Logical rivals for the D19 in Australia could include the Toyota LandCruiser, incoming Nissan Patrol, the Denza B8 and a panapoly of luxury SUVs that the Leapmotor would undoubtedly undercut on price.
The timing could be surprisingly quick, too. Giacalone said localisation for overseas markets would take nine to 12 months after the model’s Chinese launch, suggesting an Australian arrival could theoretically happen as early as 2027 if the green light is given soon.
That would give Leapmotor a very different kind of product to sit above the C10 and B10 SUVs, and the B05 warm hatch that will arrive later this year.
The range-extender version uses a 1.5-litre turbo-petrol engine as a generator, feeding power to the battery and electric motors rather than behaving like a conventional hybrid system.

Total system outputs are a claimed 300kW and 520Nm, with Leapmotor quoting a combined driving range of about 1300km on a full battery and tank.

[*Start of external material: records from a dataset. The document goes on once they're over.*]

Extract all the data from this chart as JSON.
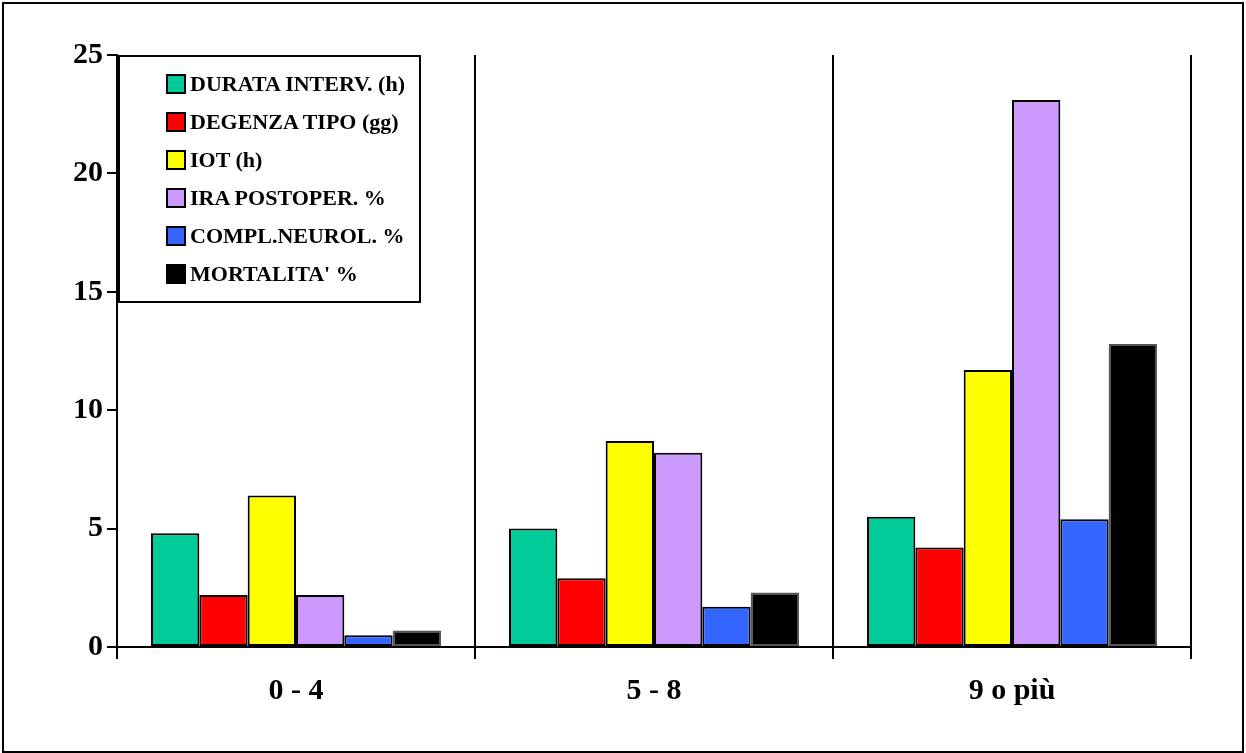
{
  "chart_data": {
    "type": "bar",
    "categories": [
      "0 - 4",
      "5 - 8",
      "9 o più"
    ],
    "series": [
      {
        "name": "DURATA INTERV. (h)",
        "color": "#00cc99",
        "values": [
          4.8,
          5.0,
          5.5
        ]
      },
      {
        "name": "DEGENZA TIPO (gg)",
        "color": "#ff0000",
        "values": [
          2.2,
          2.9,
          4.2
        ]
      },
      {
        "name": "IOT (h)",
        "color": "#ffff00",
        "values": [
          6.4,
          8.7,
          11.7
        ]
      },
      {
        "name": "IRA POSTOPER. %",
        "color": "#cc99ff",
        "values": [
          2.2,
          8.2,
          23.1
        ]
      },
      {
        "name": "COMPL.NEUROL. %",
        "color": "#3366ff",
        "values": [
          0.5,
          1.7,
          5.4
        ]
      },
      {
        "name": "MORTALITA' %",
        "color": "#000000",
        "values": [
          0.7,
          2.3,
          12.8
        ]
      }
    ],
    "ylim": [
      0,
      25
    ],
    "yticks": [
      0,
      5,
      10,
      15,
      20,
      25
    ],
    "grid": "x",
    "legend": "top left"
  }
}
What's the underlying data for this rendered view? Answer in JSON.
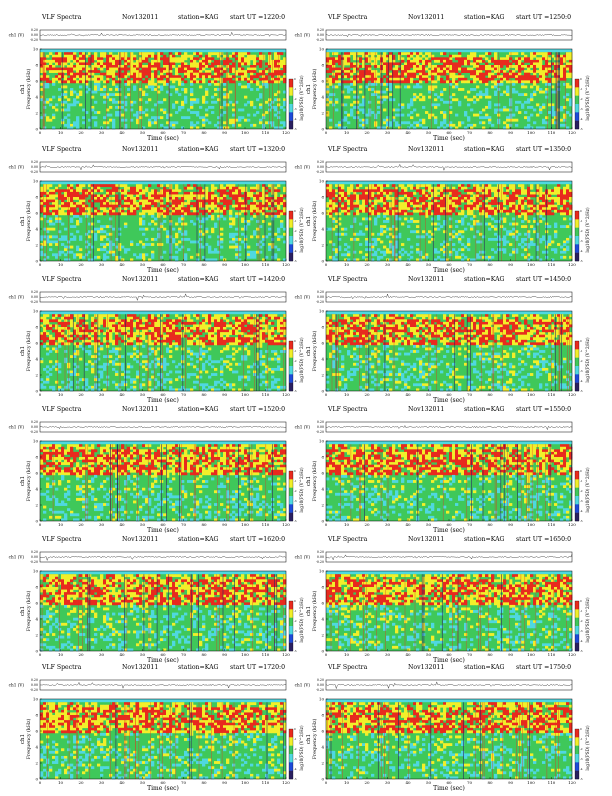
{
  "figure": {
    "header_title": "VLF Spectra",
    "date": "Nov132011",
    "station": "station=KAG",
    "start_prefix": "start  UT  =",
    "xlabel": "Time  (sec)",
    "ylabel_channel": "ch1",
    "ylabel_freq": "Frequency  (kHz)",
    "waveform_ylabel": "ch1 (V)",
    "colorbar_label": "log10(PSD) (V^2/Hz)",
    "colorbar_ticks": [
      "0",
      "-1",
      "-2",
      "-3",
      "-4",
      "-5"
    ],
    "colors": {
      "background_cyan": "#4fd8e0",
      "low_green": "#3fc85a",
      "mid_yellow": "#f2ef2a",
      "high_red": "#e82a1e",
      "dark": "#2a2060",
      "blue": "#1e4ad8"
    }
  },
  "chart_data": [
    {
      "type": "heatmap",
      "title": "VLF Spectra",
      "start_ut": "1220:0",
      "x": {
        "min": 0,
        "max": 120,
        "ticks": [
          0,
          10,
          20,
          30,
          40,
          50,
          60,
          70,
          80,
          90,
          100,
          110,
          120
        ]
      },
      "y": {
        "min": 0,
        "max": 10,
        "ticks": [
          0,
          2,
          4,
          6,
          8,
          10
        ]
      },
      "waveform": {
        "ylim": [
          -0.2,
          0.2
        ],
        "ticks": [
          "0.20",
          "0.00",
          "-0.20"
        ]
      }
    },
    {
      "type": "heatmap",
      "title": "VLF Spectra",
      "start_ut": "1250:0",
      "x": {
        "min": 0,
        "max": 120,
        "ticks": [
          0,
          10,
          20,
          30,
          40,
          50,
          60,
          70,
          80,
          90,
          100,
          110,
          120
        ]
      },
      "y": {
        "min": 0,
        "max": 10,
        "ticks": [
          0,
          2,
          4,
          6,
          8,
          10
        ]
      },
      "waveform": {
        "ylim": [
          -0.2,
          0.2
        ],
        "ticks": [
          "0.20",
          "0.00",
          "-0.20"
        ]
      }
    },
    {
      "type": "heatmap",
      "title": "VLF Spectra",
      "start_ut": "1320:0",
      "x": {
        "min": 0,
        "max": 120,
        "ticks": [
          0,
          10,
          20,
          30,
          40,
          50,
          60,
          70,
          80,
          90,
          100,
          110,
          120
        ]
      },
      "y": {
        "min": 0,
        "max": 10,
        "ticks": [
          0,
          2,
          4,
          6,
          8,
          10
        ]
      },
      "waveform": {
        "ylim": [
          -0.2,
          0.2
        ],
        "ticks": [
          "0.20",
          "0.00",
          "-0.20"
        ]
      }
    },
    {
      "type": "heatmap",
      "title": "VLF Spectra",
      "start_ut": "1350:0",
      "x": {
        "min": 0,
        "max": 120,
        "ticks": [
          0,
          10,
          20,
          30,
          40,
          50,
          60,
          70,
          80,
          90,
          100,
          110,
          120
        ]
      },
      "y": {
        "min": 0,
        "max": 10,
        "ticks": [
          0,
          2,
          4,
          6,
          8,
          10
        ]
      },
      "waveform": {
        "ylim": [
          -0.2,
          0.2
        ],
        "ticks": [
          "0.20",
          "0.00",
          "-0.20"
        ]
      }
    },
    {
      "type": "heatmap",
      "title": "VLF Spectra",
      "start_ut": "1420:0",
      "x": {
        "min": 0,
        "max": 120,
        "ticks": [
          0,
          10,
          20,
          30,
          40,
          50,
          60,
          70,
          80,
          90,
          100,
          110,
          120
        ]
      },
      "y": {
        "min": 0,
        "max": 10,
        "ticks": [
          0,
          2,
          4,
          6,
          8,
          10
        ]
      },
      "waveform": {
        "ylim": [
          -0.2,
          0.2
        ],
        "ticks": [
          "0.20",
          "0.00",
          "-0.20"
        ]
      }
    },
    {
      "type": "heatmap",
      "title": "VLF Spectra",
      "start_ut": "1450:0",
      "x": {
        "min": 0,
        "max": 120,
        "ticks": [
          0,
          10,
          20,
          30,
          40,
          50,
          60,
          70,
          80,
          90,
          100,
          110,
          120
        ]
      },
      "y": {
        "min": 0,
        "max": 10,
        "ticks": [
          0,
          2,
          4,
          6,
          8,
          10
        ]
      },
      "waveform": {
        "ylim": [
          -0.2,
          0.2
        ],
        "ticks": [
          "0.20",
          "0.00",
          "-0.20"
        ]
      }
    },
    {
      "type": "heatmap",
      "title": "VLF Spectra",
      "start_ut": "1520:0",
      "x": {
        "min": 0,
        "max": 120,
        "ticks": [
          0,
          10,
          20,
          30,
          40,
          50,
          60,
          70,
          80,
          90,
          100,
          110,
          120
        ]
      },
      "y": {
        "min": 0,
        "max": 10,
        "ticks": [
          0,
          2,
          4,
          6,
          8,
          10
        ]
      },
      "waveform": {
        "ylim": [
          -0.2,
          0.2
        ],
        "ticks": [
          "0.20",
          "0.00",
          "-0.20"
        ]
      }
    },
    {
      "type": "heatmap",
      "title": "VLF Spectra",
      "start_ut": "1550:0",
      "x": {
        "min": 0,
        "max": 120,
        "ticks": [
          0,
          10,
          20,
          30,
          40,
          50,
          60,
          70,
          80,
          90,
          100,
          110,
          120
        ]
      },
      "y": {
        "min": 0,
        "max": 10,
        "ticks": [
          0,
          2,
          4,
          6,
          8,
          10
        ]
      },
      "waveform": {
        "ylim": [
          -0.2,
          0.2
        ],
        "ticks": [
          "0.20",
          "0.00",
          "-0.20"
        ]
      }
    },
    {
      "type": "heatmap",
      "title": "VLF Spectra",
      "start_ut": "1620:0",
      "x": {
        "min": 0,
        "max": 120,
        "ticks": [
          0,
          10,
          20,
          30,
          40,
          50,
          60,
          70,
          80,
          90,
          100,
          110,
          120
        ]
      },
      "y": {
        "min": 0,
        "max": 10,
        "ticks": [
          0,
          2,
          4,
          6,
          8,
          10
        ]
      },
      "waveform": {
        "ylim": [
          -0.2,
          0.2
        ],
        "ticks": [
          "0.20",
          "0.00",
          "-0.20"
        ]
      }
    },
    {
      "type": "heatmap",
      "title": "VLF Spectra",
      "start_ut": "1650:0",
      "x": {
        "min": 0,
        "max": 120,
        "ticks": [
          0,
          10,
          20,
          30,
          40,
          50,
          60,
          70,
          80,
          90,
          100,
          110,
          120
        ]
      },
      "y": {
        "min": 0,
        "max": 10,
        "ticks": [
          0,
          2,
          4,
          6,
          8,
          10
        ]
      },
      "waveform": {
        "ylim": [
          -0.2,
          0.2
        ],
        "ticks": [
          "0.20",
          "0.00",
          "-0.20"
        ]
      }
    },
    {
      "type": "heatmap",
      "title": "VLF Spectra",
      "start_ut": "1720:0",
      "x": {
        "min": 0,
        "max": 120,
        "ticks": [
          0,
          10,
          20,
          30,
          40,
          50,
          60,
          70,
          80,
          90,
          100,
          110,
          120
        ]
      },
      "y": {
        "min": 0,
        "max": 10,
        "ticks": [
          0,
          2,
          4,
          6,
          8,
          10
        ]
      },
      "waveform": {
        "ylim": [
          -0.2,
          0.2
        ],
        "ticks": [
          "0.20",
          "0.00",
          "-0.20"
        ]
      }
    },
    {
      "type": "heatmap",
      "title": "VLF Spectra",
      "start_ut": "1750:0",
      "x": {
        "min": 0,
        "max": 120,
        "ticks": [
          0,
          10,
          20,
          30,
          40,
          50,
          60,
          70,
          80,
          90,
          100,
          110,
          120
        ]
      },
      "y": {
        "min": 0,
        "max": 10,
        "ticks": [
          0,
          2,
          4,
          6,
          8,
          10
        ]
      },
      "waveform": {
        "ylim": [
          -0.2,
          0.2
        ],
        "ticks": [
          "0.20",
          "0.00",
          "-0.20"
        ]
      }
    }
  ]
}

There are full-electric versions, too, including dual- and tri-motor models. The most powerful version produces a claimed 540kW and 745Nm, with a sub-four-second 0-100km/h sprint and up to 720km of CLTC driving range.
Chinese pricing for the range-extender starts from 210,800 yuan, or about $45,000 at current exchange rates, though any Australian price would be higher than a straight calculation.